Feds find explosives, trenches, guns at Oregon preserve
Federal prosecutors said Wednesday nine additional people from six states have been charged in connection with the armed occupation of the wildlife refuge.
“Occupiers appear to have excavated two large trenches and an improvised road on or adjacent to grounds containing sensitive artifacts”, U.S. Attorney Billy Williams of or wrote in the filing. According to a court filing reported by Reuters, the shit hole was either on top of or next to “grounds containing sensitive artifacts” of the Burns Paiute Native American Tribe.
The documents do not say why the Federal Bureau of Investigation is concerned about traps, but gives no indication any devices were found. The remaining four holdouts at the wildlife refuge surrendered February 11.
In her complaint filed in U.S. District Court in Oregon, Cox also says the group seized control of Malheur at a time when the refuge was preparing to shut down for the winter. The government is willing to let the defense and its investigators examine the refuge after evidence has been collected but before it reopens to the public, Knight and Barrow said.
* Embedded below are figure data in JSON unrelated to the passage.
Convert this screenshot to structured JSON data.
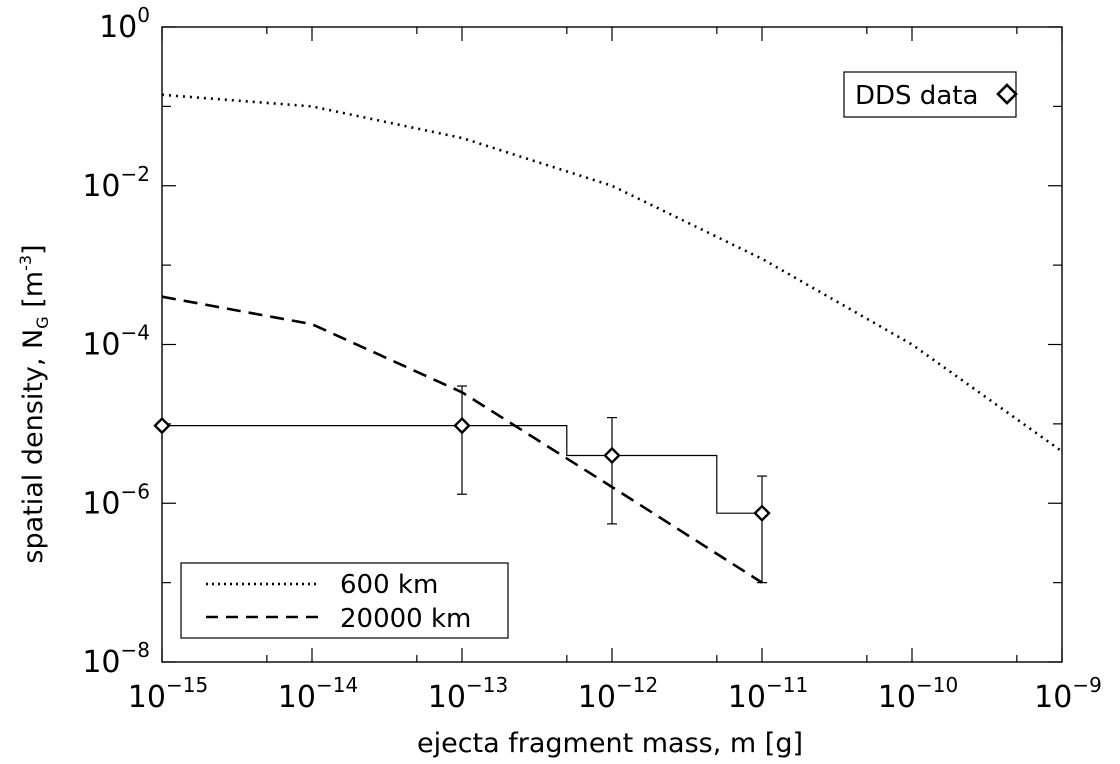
{
  "chart_data": {
    "type": "line",
    "xlabel": "ejecta fragment mass, m [g]",
    "ylabel": "spatial density, N",
    "ylabel_sub": "G",
    "ylabel_unit": " [m",
    "ylabel_unit_exp": "-3",
    "ylabel_close": "]",
    "xscale": "log",
    "yscale": "log",
    "xlim": [
      1e-15,
      1e-09
    ],
    "ylim": [
      1e-08,
      1
    ],
    "grid": false,
    "x_ticks": [
      {
        "exp": -15,
        "base": "10",
        "sup": "−15"
      },
      {
        "exp": -14,
        "base": "10",
        "sup": "−14"
      },
      {
        "exp": -13,
        "base": "10",
        "sup": "−13"
      },
      {
        "exp": -12,
        "base": "10",
        "sup": "−12"
      },
      {
        "exp": -11,
        "base": "10",
        "sup": "−11"
      },
      {
        "exp": -10,
        "base": "10",
        "sup": "−10"
      },
      {
        "exp": -9,
        "base": "10",
        "sup": "−9"
      }
    ],
    "y_ticks": [
      {
        "exp": 0,
        "base": "10",
        "sup": "0"
      },
      {
        "exp": -2,
        "base": "10",
        "sup": "−2"
      },
      {
        "exp": -4,
        "base": "10",
        "sup": "−4"
      },
      {
        "exp": -6,
        "base": "10",
        "sup": "−6"
      },
      {
        "exp": -8,
        "base": "10",
        "sup": "−8"
      }
    ],
    "series": [
      {
        "name": "600 km",
        "style": "dotted",
        "x": [
          1e-15,
          1e-14,
          1e-13,
          1e-12,
          1e-11,
          1e-10,
          1e-09
        ],
        "y": [
          0.14,
          0.1,
          0.04,
          0.01,
          0.0012,
          0.0001,
          4.5e-06
        ]
      },
      {
        "name": "20000 km",
        "style": "dashed",
        "x": [
          1e-15,
          1e-14,
          1e-13,
          1e-12,
          1e-11
        ],
        "y": [
          0.0004,
          0.00018,
          2.5e-05,
          1.6e-06,
          1e-07
        ]
      }
    ],
    "dds_data": {
      "name": "DDS data",
      "points": [
        {
          "x": 1e-15,
          "y": 9.5e-06,
          "ylo": null,
          "yhi": null
        },
        {
          "x": 1e-13,
          "y": 9.5e-06,
          "ylo": 1.3e-06,
          "yhi": 3e-05
        },
        {
          "x": 1e-12,
          "y": 4e-06,
          "ylo": 5.5e-07,
          "yhi": 1.2e-05
        },
        {
          "x": 1e-11,
          "y": 7.5e-07,
          "ylo": 1e-07,
          "yhi": 2.2e-06
        }
      ],
      "histogram": {
        "edges": [
          1e-15,
          5e-13,
          5e-12,
          1e-11
        ],
        "values": [
          9.5e-06,
          4e-06,
          7.5e-07
        ]
      }
    },
    "legend_lines": {
      "placement": "bottom-left",
      "entries": [
        "600 km",
        "20000 km"
      ]
    },
    "legend_points": {
      "placement": "top-right",
      "label": "DDS data"
    }
  }
}
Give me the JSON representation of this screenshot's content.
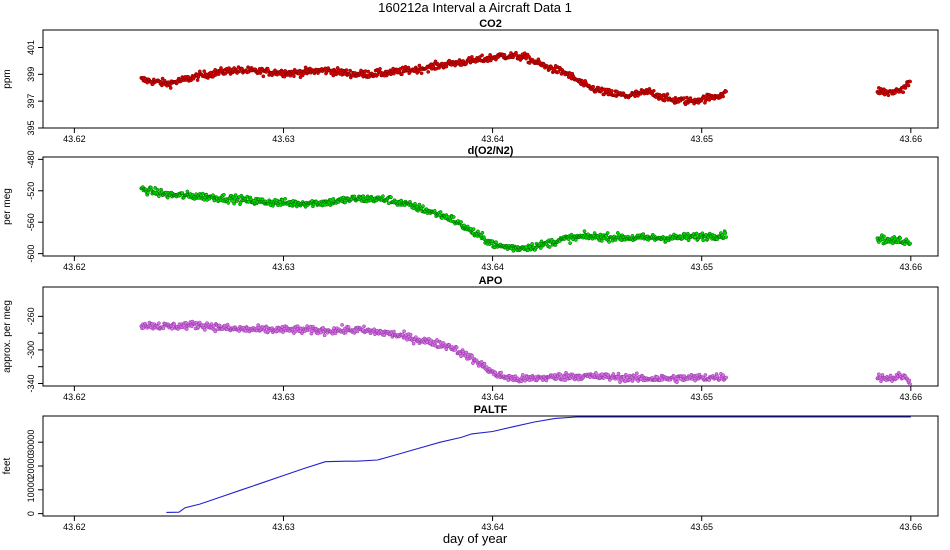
{
  "title": "160212a   Interval a Aircraft Data 1",
  "xlabel": "day of year",
  "chart_data": [
    {
      "type": "scatter",
      "title": "CO2",
      "ylabel": "ppm",
      "color": "#e00000",
      "edge_color": "#7a0000",
      "xlim": [
        43.6185,
        43.6613
      ],
      "ylim": [
        395,
        402.3
      ],
      "yticks": [
        395,
        397,
        399,
        401
      ],
      "xticks": [
        43.62,
        43.63,
        43.64,
        43.65,
        43.66
      ],
      "xtick_labels": [
        "43.62",
        "43.63",
        "43.64",
        "43.65",
        "43.66"
      ],
      "segments": [
        {
          "x": [
            43.6232,
            43.6245,
            43.626,
            43.6275,
            43.629,
            43.6305,
            43.632,
            43.6335,
            43.635,
            43.6365,
            43.638,
            43.6395,
            43.6405,
            43.6415,
            43.6425,
            43.6435,
            43.6445,
            43.6455,
            43.6465,
            43.6475,
            43.6485,
            43.6495,
            43.6505,
            43.6512
          ],
          "y": [
            398.6,
            398.3,
            398.9,
            399.3,
            399.2,
            399.1,
            399.3,
            399.0,
            399.1,
            399.4,
            399.8,
            400.1,
            400.4,
            400.3,
            399.6,
            399.1,
            398.1,
            397.6,
            397.4,
            397.7,
            397.1,
            397.0,
            397.3,
            397.6
          ]
        },
        {
          "x": [
            43.6584,
            43.659,
            43.6596,
            43.66
          ],
          "y": [
            397.8,
            397.6,
            397.9,
            398.5
          ]
        }
      ]
    },
    {
      "type": "scatter",
      "title": "d(O2/N2)",
      "ylabel": "per meg",
      "color": "#00e000",
      "edge_color": "#006000",
      "xlim": [
        43.6185,
        43.6613
      ],
      "ylim": [
        -603,
        -477
      ],
      "yticks": [
        -600,
        -560,
        -520,
        -480
      ],
      "yticks_labeled": [
        -600,
        -560,
        -520,
        -480
      ],
      "xticks": [
        43.62,
        43.63,
        43.64,
        43.65,
        43.66
      ],
      "xtick_labels": [
        "43.62",
        "43.63",
        "43.64",
        "43.65",
        "43.66"
      ],
      "segments": [
        {
          "x": [
            43.6232,
            43.6245,
            43.626,
            43.6275,
            43.629,
            43.6305,
            43.632,
            43.6335,
            43.635,
            43.6365,
            43.638,
            43.6392,
            43.6402,
            43.6412,
            43.6422,
            43.6435,
            43.6445,
            43.6455,
            43.647,
            43.6485,
            43.65,
            43.6512
          ],
          "y": [
            -518,
            -525,
            -527,
            -530,
            -534,
            -536,
            -535,
            -530,
            -531,
            -542,
            -555,
            -575,
            -590,
            -593,
            -590,
            -581,
            -578,
            -579,
            -580,
            -580,
            -578,
            -576
          ]
        },
        {
          "x": [
            43.6584,
            43.659,
            43.6596,
            43.66
          ],
          "y": [
            -580,
            -584,
            -583,
            -586
          ]
        }
      ]
    },
    {
      "type": "scatter",
      "title": "APO",
      "ylabel": "approx. per meg",
      "color": "#e070f0",
      "edge_color": "#8a3a9a",
      "xlim": [
        43.6185,
        43.6613
      ],
      "ylim": [
        -343,
        -225
      ],
      "yticks": [
        -340,
        -320,
        -300,
        -280,
        -260
      ],
      "yticks_labeled": [
        -340,
        -300,
        -260
      ],
      "xticks": [
        43.62,
        43.63,
        43.64,
        43.65,
        43.66
      ],
      "xtick_labels": [
        "43.62",
        "43.63",
        "43.64",
        "43.65",
        "43.66"
      ],
      "segments": [
        {
          "x": [
            43.6232,
            43.6245,
            43.626,
            43.6275,
            43.629,
            43.6305,
            43.632,
            43.6335,
            43.635,
            43.6365,
            43.638,
            43.6392,
            43.6402,
            43.6412,
            43.6425,
            43.644,
            43.6455,
            43.647,
            43.6485,
            43.65,
            43.6512
          ],
          "y": [
            -270,
            -272,
            -270,
            -275,
            -276,
            -276,
            -277,
            -276,
            -280,
            -288,
            -296,
            -313,
            -330,
            -335,
            -333,
            -331,
            -332,
            -334,
            -334,
            -333,
            -332
          ]
        },
        {
          "x": [
            43.6584,
            43.659,
            43.6596,
            43.66
          ],
          "y": [
            -332,
            -334,
            -331,
            -338
          ]
        }
      ]
    },
    {
      "type": "line",
      "title": "PALTF",
      "ylabel": "feet",
      "color": "#2020d0",
      "xlim": [
        43.6185,
        43.6613
      ],
      "ylim": [
        -1000,
        41000
      ],
      "yticks": [
        0,
        10000,
        20000,
        30000
      ],
      "xticks": [
        43.62,
        43.63,
        43.64,
        43.65,
        43.66
      ],
      "xtick_labels": [
        "43.62",
        "43.63",
        "43.64",
        "43.65",
        "43.66"
      ],
      "x": [
        43.6244,
        43.625,
        43.6253,
        43.626,
        43.627,
        43.628,
        43.629,
        43.63,
        43.631,
        43.632,
        43.633,
        43.6335,
        43.6345,
        43.6355,
        43.6365,
        43.6375,
        43.6385,
        43.639,
        43.64,
        43.641,
        43.642,
        43.643,
        43.644,
        43.645,
        43.646,
        43.647,
        43.648,
        43.649,
        43.65,
        43.652,
        43.66
      ],
      "y": [
        500,
        600,
        2500,
        4000,
        7000,
        10000,
        13000,
        16000,
        19000,
        21800,
        22000,
        22000,
        22500,
        25000,
        27500,
        30000,
        32000,
        33500,
        34500,
        36500,
        38500,
        40000,
        41000,
        42500,
        43500,
        44000,
        44800,
        45200,
        45300,
        45300,
        45300
      ]
    }
  ]
}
Ammon Bundy’s lawyers want their investigators and videographers to have access to the scene immediately to observe the FBI’s activities.
Bundy and other protesters started out demonstrating against the sentencing of Dwight Hammond and his son Steven, ranchers who were convicted of arson on federal lands in Oregon.
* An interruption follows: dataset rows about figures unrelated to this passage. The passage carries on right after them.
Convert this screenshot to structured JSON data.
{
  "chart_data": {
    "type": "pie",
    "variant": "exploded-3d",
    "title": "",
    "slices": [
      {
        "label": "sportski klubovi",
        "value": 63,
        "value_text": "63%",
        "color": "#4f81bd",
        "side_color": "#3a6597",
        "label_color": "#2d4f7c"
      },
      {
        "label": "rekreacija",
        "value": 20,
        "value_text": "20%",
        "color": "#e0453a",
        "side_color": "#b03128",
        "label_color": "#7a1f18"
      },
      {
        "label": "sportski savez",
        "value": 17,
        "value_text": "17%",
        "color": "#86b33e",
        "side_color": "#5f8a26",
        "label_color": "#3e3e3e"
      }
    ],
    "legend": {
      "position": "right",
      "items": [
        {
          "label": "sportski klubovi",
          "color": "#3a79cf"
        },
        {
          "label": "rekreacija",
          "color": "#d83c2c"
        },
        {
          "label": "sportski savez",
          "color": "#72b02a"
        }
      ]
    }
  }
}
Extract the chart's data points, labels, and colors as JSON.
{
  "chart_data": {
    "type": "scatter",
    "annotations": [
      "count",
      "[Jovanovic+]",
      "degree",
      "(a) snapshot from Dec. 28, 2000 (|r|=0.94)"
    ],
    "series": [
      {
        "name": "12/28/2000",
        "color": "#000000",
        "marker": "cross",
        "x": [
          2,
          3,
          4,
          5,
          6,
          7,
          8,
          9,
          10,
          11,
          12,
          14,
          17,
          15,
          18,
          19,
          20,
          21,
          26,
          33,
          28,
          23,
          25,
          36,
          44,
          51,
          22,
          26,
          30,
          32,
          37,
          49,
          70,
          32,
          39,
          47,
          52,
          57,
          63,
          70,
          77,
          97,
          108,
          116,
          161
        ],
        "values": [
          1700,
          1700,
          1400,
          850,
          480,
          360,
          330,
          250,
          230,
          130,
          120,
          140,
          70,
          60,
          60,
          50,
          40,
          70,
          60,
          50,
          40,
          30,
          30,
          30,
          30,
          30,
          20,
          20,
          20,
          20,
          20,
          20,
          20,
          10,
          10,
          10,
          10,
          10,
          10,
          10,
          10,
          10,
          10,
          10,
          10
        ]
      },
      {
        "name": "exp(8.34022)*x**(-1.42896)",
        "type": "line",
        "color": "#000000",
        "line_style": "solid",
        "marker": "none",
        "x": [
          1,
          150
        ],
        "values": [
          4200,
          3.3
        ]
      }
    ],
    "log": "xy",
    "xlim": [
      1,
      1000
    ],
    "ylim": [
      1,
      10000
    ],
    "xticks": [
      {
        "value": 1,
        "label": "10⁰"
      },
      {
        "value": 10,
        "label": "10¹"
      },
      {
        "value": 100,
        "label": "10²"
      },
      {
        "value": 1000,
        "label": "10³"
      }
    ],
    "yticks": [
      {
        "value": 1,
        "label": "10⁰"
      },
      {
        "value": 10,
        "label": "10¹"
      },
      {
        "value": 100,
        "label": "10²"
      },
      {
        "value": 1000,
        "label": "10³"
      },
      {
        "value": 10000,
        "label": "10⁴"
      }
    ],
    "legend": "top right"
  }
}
Shawna Cox, 59, was the only woman occupier arrested during a traffic stop along Highway 395 on January 26.
Evidence collection should take around 21 days, federal prosecutors said.
The total outlay may not be known for weeks or months, but the remote location of the occupation, at the Malheur National Wildlife Refuge in the eastern part of the state, combined with the complexity of the law enforcement response, suggest a costly operation, said Brian Levin, a criminal justice expert at California State University San Bernardino.